Title:Landscape of Policy Optimization for Finite Horizon MDPs with General State and Action

Abstract:Policy gradient methods are widely used in reinforcement learning. Yet, the nonconvexity of policy optimization poses significant challenges in understanding the global convergence of policy gradient methods. For a class of finite-horizon Markov Decision Processes (MDPs) with general state and action spaces, we identify a set of structural properties to establish a benign nonconvex landscape, the Polyak-Łojasiewicz-Kurdyka (PŁK) condition of the policy optimization. Leveraging the PŁK condition, policy gradient methods converge to the globally optimal policy with a non-asymptotic rate despite nonconvexity. Our results apply to various control and operations models, including entropy-regularized tabular MDPs, Linear Quadratic Regulator problems, and both stochastic inventory models and stochastic cash balance problems with strongly convex costs.
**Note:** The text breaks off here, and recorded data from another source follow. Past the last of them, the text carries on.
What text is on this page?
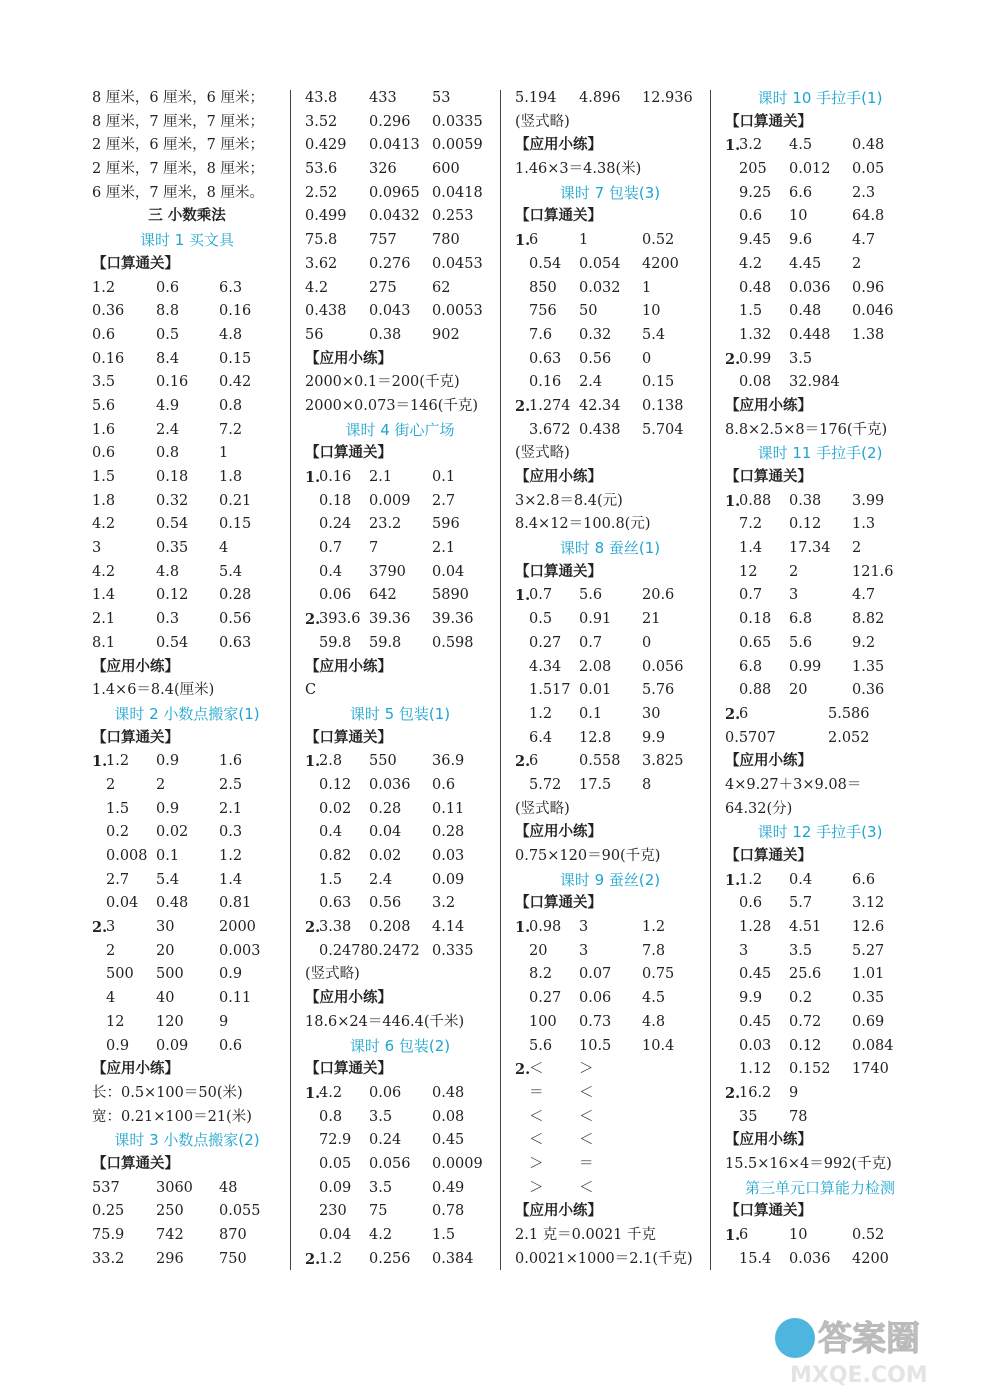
8 厘米，6 厘米，6 厘米；
8 厘米，7 厘米，7 厘米；
2 厘米，6 厘米，7 厘米；
2 厘米，7 厘米，8 厘米；
6 厘米，7 厘米，8 厘米。
三 小数乘法
课时 1 买文具
【口算通关】
1.2	0.6	6.3
0.36 8.8	0.16
0.6	0.5	4.8
0.16 8.4	0.15
3.5	0.16 0.42
5.6	4.9	0.8
1.6	2.4	7.2
0.6	0.8	1
1.5	0.18 1.8
1.8	0.32 0.21
4.2	0.54 0.15
3	0.35 4
4.2	4.8	5.4
1.4	0.12 0.28
2.1	0.3	0.56
8.1	0.54 0.63
【应用小练】
1.4×6＝8.4(厘米)
课时 2 小数点搬家(1)
【口算通关】
1.
1.2 0.9	1.6
2	2	2.5
1.5 0.9	2.1
0.2 0.02 0.3
0.008 0.1	1.2
2.7 5.4	1.4
0.04 0.48 0.81
2.
3	30	2000
2	20	0.003
500 500 0.9
4	40	0.11
12 120 9
0.9 0.09 0.6
【应用小练】
长：0.5×100＝50(米)
宽：0.21×100＝21(米)
课时 3 小数点搬家(2)
【口算通关】
537	3060 48
0.25 250 0.055
75.9 742 870
33.2 296 750
43.8 433 53
3.52 0.296 0.0335
0.429 0.0413 0.0059
53.6 326 600
2.52 0.0965 0.0418
0.499 0.0432 0.253
75.8 757 780
3.62 0.276 0.0453
4.2	275 62
0.438 0.043 0.0053
56	0.38 902
【应用小练】
2000×0.1＝200(千克)
2000×0.073＝146(千克)
课时 4 街心广场
【口算通关】
1.
0.16 2.1	0.1
0.18 0.009 2.7
0.24 23.2 596
0.7 7	2.1
0.4 3790 0.04
0.06 642 5890
2.
393.6 39.36 39.36
59.8 59.8 0.598
【应用小练】
C
课时 5 包装(1)
【口算通关】
1.
2.8 550 36.9
0.12 0.036 0.6
0.02 0.28 0.11
0.4 0.04 0.28
0.82 0.02 0.03
1.5 2.4	0.09
0.63 0.56 3.2
2.
3.38 0.208 4.14
0.2478 0.2472 0.335
(竖式略)
【应用小练】
18.6×24＝446.4(千米)
课时 6 包装(2)
【口算通关】
1.
4.2 0.06 0.48
0.8 3.5	0.08
72.9 0.24 0.45
0.05 0.056 0.0009
0.09 3.5	0.49
230 75	0.78
0.04 4.2	1.5
2.
1.2 0.256 0.384
5.194 4.896 12.936
(竖式略)
【应用小练】
1.46×3＝4.38(米)
课时 7 包装(3)
【口算通关】
1.
6	1	0.52
0.54 0.054 4200
850 0.032 1
756 50	10
7.6 0.32 5.4
0.63 0.56 0
0.16 2.4	0.15
2.
1.274 42.34 0.138
3.672 0.438 5.704
(竖式略)
【应用小练】
3×2.8＝8.4(元)
8.4×12＝100.8(元)
课时 8 蚕丝(1)
【口算通关】
1.
0.7 5.6	20.6
0.5 0.91 21
0.27 0.7	0
4.34 2.08 0.056
1.517 0.01 5.76
1.2 0.1	30
6.4 12.8 9.9
2.
6	0.558 3.825
5.72 17.5 8
(竖式略)
【应用小练】
0.75×120＝90(千克)
课时 9 蚕丝(2)
【口算通关】
1.
0.98 3	1.2
20 3	7.8
8.2 0.07 0.75
0.27 0.06 4.5
100 0.73 4.8
5.6 10.5 10.4
2.
＜ ＞
＝ ＜
＜ ＜
＜ ＜
＞ ＝
＞ ＜
【应用小练】
2.1 克＝0.0021 千克
0.0021×1000＝2.1(千克)
课时 10 手拉手(1)
【口算通关】
1.
3.2 4.5	0.48
205 0.012 0.05
9.25 6.6	2.3
0.6 10	64.8
9.45 9.6	4.7
4.2 4.45 2
0.48 0.036 0.96
1.5 0.48 0.046
1.32 0.448 1.38
2.
0.99 3.5
0.08 32.984
【应用小练】
8.8×2.5×8＝176(千克)
课时 11 手拉手(2)
【口算通关】
1.
0.88 0.38 3.99
7.2 0.12 1.3
1.4 17.34 2
12 2	121.6
0.7 3	4.7
0.18 6.8	8.82
0.65 5.6	9.2
6.8 0.99 1.35
0.88 20	0.36
2.
6	5.586
0.5707	2.052
【应用小练】
4×9.27＋3×9.08＝
64.32(分)
课时 12 手拉手(3)
【口算通关】
1.
1.2 0.4	6.6
0.6 5.7	3.12
1.28 4.51 12.6
3	3.5	5.27
0.45 25.6 1.01
9.9 0.2	0.35
0.45 0.72 0.69
0.03 0.12 0.084
1.12 0.152 1740
2.
16.2 9
35 78
【应用小练】
15.5×16×4＝992(千克)
第三单元口算能力检测
【口算通关】
1.
6	10	0.52
15.4 0.036 4200
答案圈
MXQE.COM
In these models, stochastic policy gradient methods obtain an $\epsilon$-optimal policy using a sample size of $\tilde{\mathcal{O}}(\epsilon^{-1})$ and polynomial in terms of the planning horizon. To the best of our knowledge, we provide the first sample-complexity guarantees for multi-period inventory systems with Markov-modulated demand and for stochastic cash balance problems. We complement the theory with numerical experiments showing that policy gradient methods outperform several benchmark algorithms from the literature across these operations models.